December 18, 2015
The global demand for meat is expected to continue to increase rapidly as populations grow and incomes in developing countries rise. Rice is a staple food for more than half of the world’s population, and the production of rice for human consumption yields over 200 million tons of co-products per year. Those co-products can be fed to livestock and thus help meet the demand for animal protein.
“Different procedures used in rice milling may negatively affect the digestibility and availability of amino acids,” says Hans H. Stein, professor of animal sciences at the University of Illinois. Stein and his team recently published the results of an experiment to determine the digestibility of amino acids in several rice co-products fed to growing pigs.

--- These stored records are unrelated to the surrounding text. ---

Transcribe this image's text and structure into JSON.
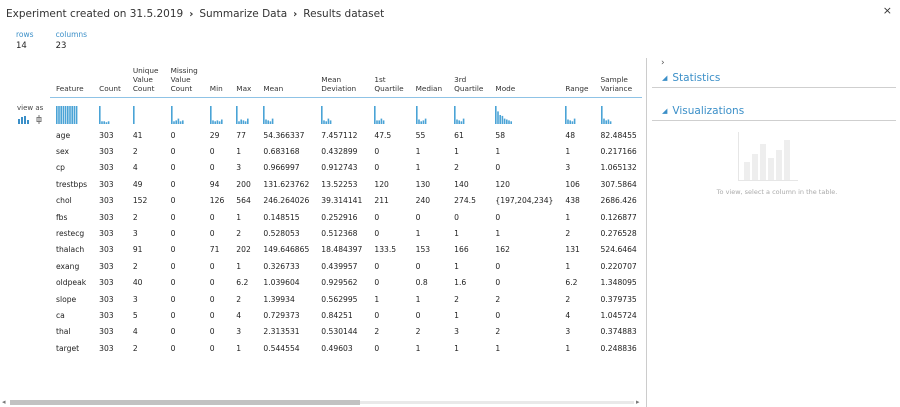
{
  "breadcrumb": {
    "items": [
      "Experiment created on 31.5.2019",
      "Summarize Data",
      "Results dataset"
    ],
    "separator": "›"
  },
  "close_label": "×",
  "counts": {
    "rows_label": "rows",
    "rows_value": "14",
    "columns_label": "columns",
    "columns_value": "23"
  },
  "view_as_label": "view as",
  "table": {
    "columns": [
      "Feature",
      "Count",
      "Unique Value Count",
      "Missing Value Count",
      "Min",
      "Max",
      "Mean",
      "Mean Deviation",
      "1st Quartile",
      "Median",
      "3rd Quartile",
      "Mode",
      "Range",
      "Sample Variance"
    ],
    "rows": [
      [
        "age",
        "303",
        "41",
        "0",
        "29",
        "77",
        "54.366337",
        "7.457112",
        "47.5",
        "55",
        "61",
        "58",
        "48",
        "82.48455"
      ],
      [
        "sex",
        "303",
        "2",
        "0",
        "0",
        "1",
        "0.683168",
        "0.432899",
        "0",
        "1",
        "1",
        "1",
        "1",
        "0.217166"
      ],
      [
        "cp",
        "303",
        "4",
        "0",
        "0",
        "3",
        "0.966997",
        "0.912743",
        "0",
        "1",
        "2",
        "0",
        "3",
        "1.065132"
      ],
      [
        "trestbps",
        "303",
        "49",
        "0",
        "94",
        "200",
        "131.623762",
        "13.52253",
        "120",
        "130",
        "140",
        "120",
        "106",
        "307.5864"
      ],
      [
        "chol",
        "303",
        "152",
        "0",
        "126",
        "564",
        "246.264026",
        "39.314141",
        "211",
        "240",
        "274.5",
        "{197,204,234}",
        "438",
        "2686.426"
      ],
      [
        "fbs",
        "303",
        "2",
        "0",
        "0",
        "1",
        "0.148515",
        "0.252916",
        "0",
        "0",
        "0",
        "0",
        "1",
        "0.126877"
      ],
      [
        "restecg",
        "303",
        "3",
        "0",
        "0",
        "2",
        "0.528053",
        "0.512368",
        "0",
        "1",
        "1",
        "1",
        "2",
        "0.276528"
      ],
      [
        "thalach",
        "303",
        "91",
        "0",
        "71",
        "202",
        "149.646865",
        "18.484397",
        "133.5",
        "153",
        "166",
        "162",
        "131",
        "524.6464"
      ],
      [
        "exang",
        "303",
        "2",
        "0",
        "0",
        "1",
        "0.326733",
        "0.439957",
        "0",
        "0",
        "1",
        "0",
        "1",
        "0.220707"
      ],
      [
        "oldpeak",
        "303",
        "40",
        "0",
        "0",
        "6.2",
        "1.039604",
        "0.929562",
        "0",
        "0.8",
        "1.6",
        "0",
        "6.2",
        "1.348095"
      ],
      [
        "slope",
        "303",
        "3",
        "0",
        "0",
        "2",
        "1.39934",
        "0.562995",
        "1",
        "1",
        "2",
        "2",
        "2",
        "0.379735"
      ],
      [
        "ca",
        "303",
        "5",
        "0",
        "0",
        "4",
        "0.729373",
        "0.84251",
        "0",
        "0",
        "1",
        "0",
        "4",
        "1.045724"
      ],
      [
        "thal",
        "303",
        "4",
        "0",
        "0",
        "3",
        "2.313531",
        "0.530144",
        "2",
        "2",
        "3",
        "2",
        "3",
        "0.374883"
      ],
      [
        "target",
        "303",
        "2",
        "0",
        "0",
        "1",
        "0.544554",
        "0.49603",
        "0",
        "1",
        "1",
        "1",
        "1",
        "0.248836"
      ]
    ]
  },
  "right_panel": {
    "statistics_title": "Statistics",
    "visualizations_title": "Visualizations",
    "visualizations_message": "To view, select a column in the table."
  },
  "colors": {
    "accent": "#3b8fc8",
    "bar": "#4aa3d6"
  }
}
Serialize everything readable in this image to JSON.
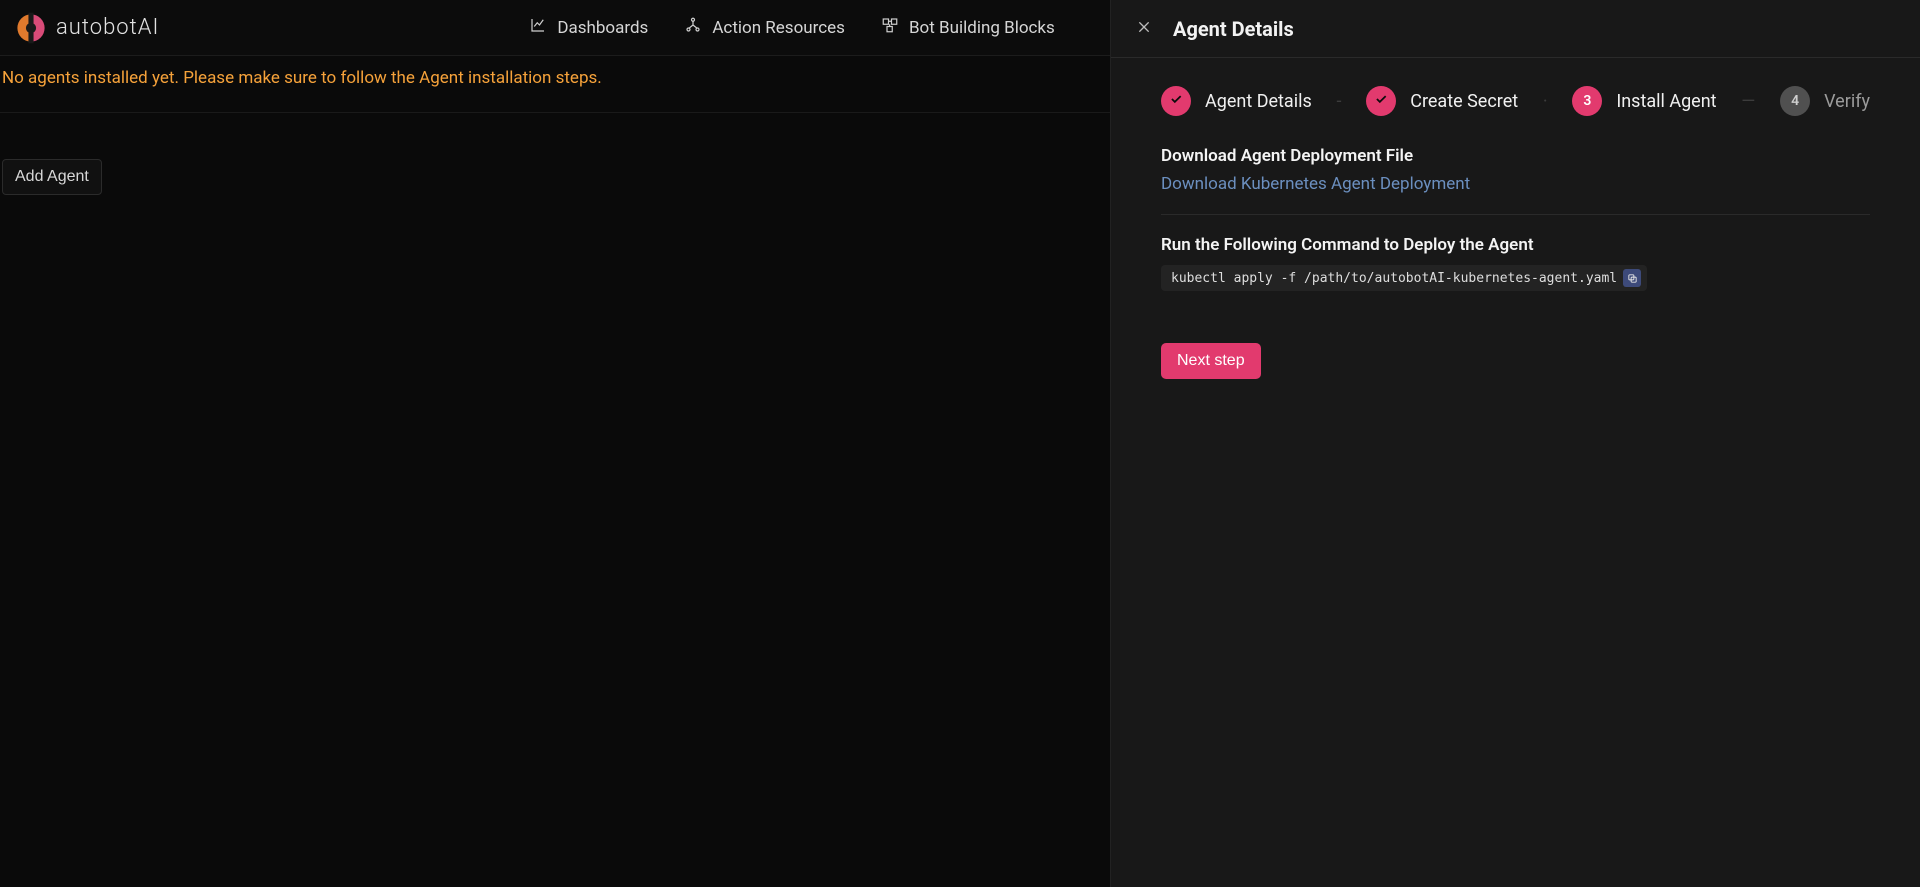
{
  "brand": {
    "name_left": "autobot",
    "name_right": "AI"
  },
  "nav": {
    "dashboards": "Dashboards",
    "action_resources": "Action Resources",
    "bot_building_blocks": "Bot Building Blocks"
  },
  "main": {
    "notice": "No agents installed yet. Please make sure to follow the Agent installation steps.",
    "add_agent": "Add Agent"
  },
  "panel": {
    "title": "Agent Details",
    "steps": {
      "s1": {
        "label": "Agent Details"
      },
      "s2": {
        "label": "Create Secret"
      },
      "s3": {
        "num": "3",
        "label": "Install Agent"
      },
      "s4": {
        "num": "4",
        "label": "Verify"
      }
    },
    "download": {
      "heading": "Download Agent Deployment File",
      "link": "Download Kubernetes Agent Deployment"
    },
    "run": {
      "heading": "Run the Following Command to Deploy the Agent",
      "command": "kubectl apply -f /path/to/autobotAI-kubernetes-agent.yaml"
    },
    "next": "Next step"
  }
}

Stein and his team tested broken rice, two sources of full fat rice bran (FFRB-1 and FFRB-2), and one source of defatted rice bran (DFRB). Rice bran is the outer layer of the rice grain, which is removed to make polished white rice. Broken rice consists of polished white rice kernels that are too short to be sold for human consumption.
The standardized ileal digestibility of crude protein was 97.2% in broken rice, 83.9% in FFRB-1, 79.8% in FFRB-2 and 78.7% in DFRB. For all amino acids, values for standardized ileal amino acid digestibility were greatest in broken rice. Digestibility values for most amino acids were the same for the two sources of full fat rice bran, but digestibility was greater in FFRB-1 for some amino acids, including lysine, methionine and histidine. Digestibility values were greater in both FFRB-1 and FFRB-2 than in DFRB for most amino acids.
“Full fat rice bran has more fat and less fiber than defatted rice bran, and both of these factors improve amino acid digestibility,” Stein says. “But digestibility is greatest in broken rice because it contains virtually no fiber.”
Digestibility not only issue
Digestibility isn’t the whole story, Stein points out. Most of the protein in rice is contained in the bran, so the concentration of amino acids in broken rice is very low.
“Defatted rice bran actually had the greatest concentration of standardized ileal digestible amino acids, and broken rice had the least,” he says. “The amount of amino acids in the rice bran products was so much greater than in broken rice that it made up for the relatively low digestibility.”
All rice co-products contain protein of high quality and a balance of indispensable amino acids that is closer to the requirements for pigs than in most other co-products from cereal grains. This favorable amino acid balance in combination with the relatively high digestibility makes rice co-products valuable sources of amino acids if included in diets fed to pigs.
The paper, “Amino acid digestibility in rice co-products fed to growing pigs,” was published in a recent edition of Animal Feed Science and Technology. It was co-authored by Gloria Casas and Juliana Almeida, both from the U of I. The full text can be found online.